As for the course itself, it wasn't as bad as I had expected! While nowhere near as aesthetically pleasing as the King's or Queen's it is quite a plesant track with a handful of memorable holes but also some pretty weak holes - surely they are going to have to do something to 18 before the Ryder Cup as it is hard to imagine the hole generating much in the way of drama. The back 9 is probably the more interesting stretch with some short par 4s which require more than brute force and the par 5 16th is a very pleasant hole with a real risk or reward across water. There have been changes on the course over recent years - notably the 12th becoming a long par 4 (3rd longest on the course from the yellows) rather than a shortish par 5. However, and excuse me but this really annoys me, they have not changed the stroke index of the hole. It plays as stroke index 14. That is just laziness for a course which has prentences to be world class.
I was invited back a month later and for sure the greens had come on a lot and they may be just about playable for when the tour comes in August.
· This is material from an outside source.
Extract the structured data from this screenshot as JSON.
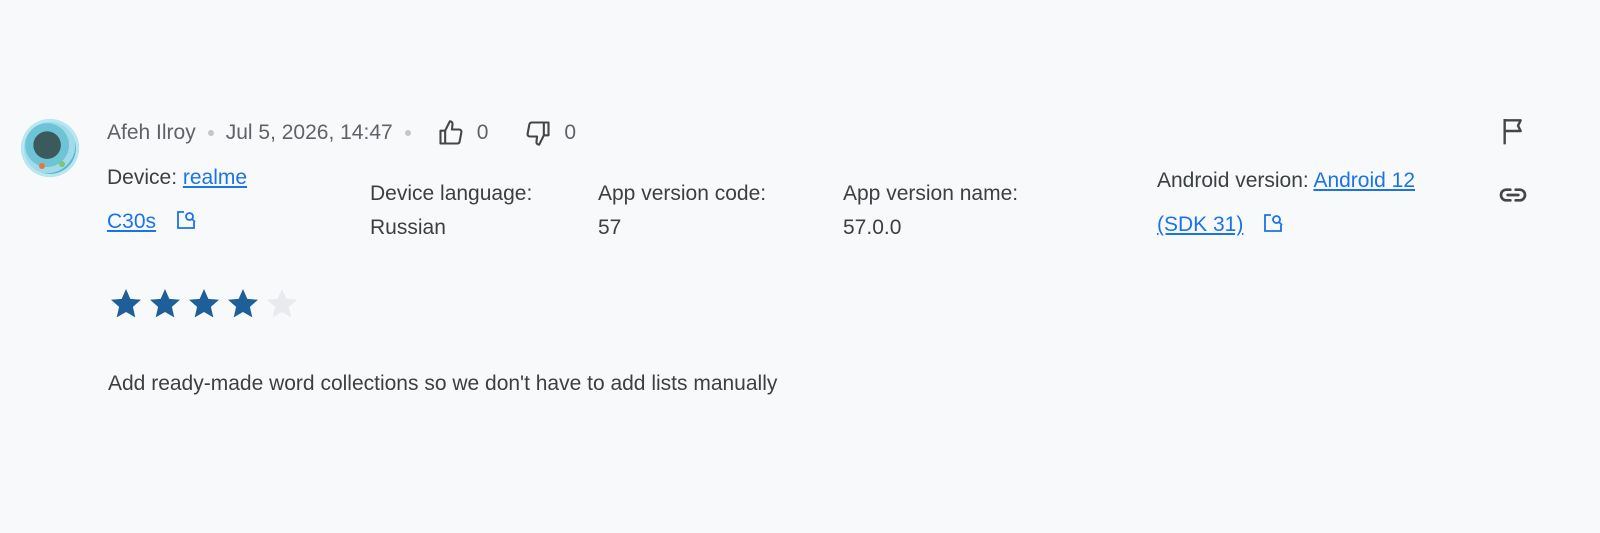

I walked the course on the second visit and while some of the 400 yard plus walks between green and tee were annoying it was just about doable so don't feel you absolutely need to take a cart if you have a basic level of fitness.
To have the Ryder Cup in Scotland in 2014 is a great event for all of us fans who live here. The course will no doubt accomodate spectators very well and hopefully it will be in acceptable condition by then. However, to look over so many great courses in the country and to follow the money to Gleneagles is a real shame. The course is just about acceptable as a Challenge Tour venue and we will be portraying it as the Pride of Scotland and that just isn't right.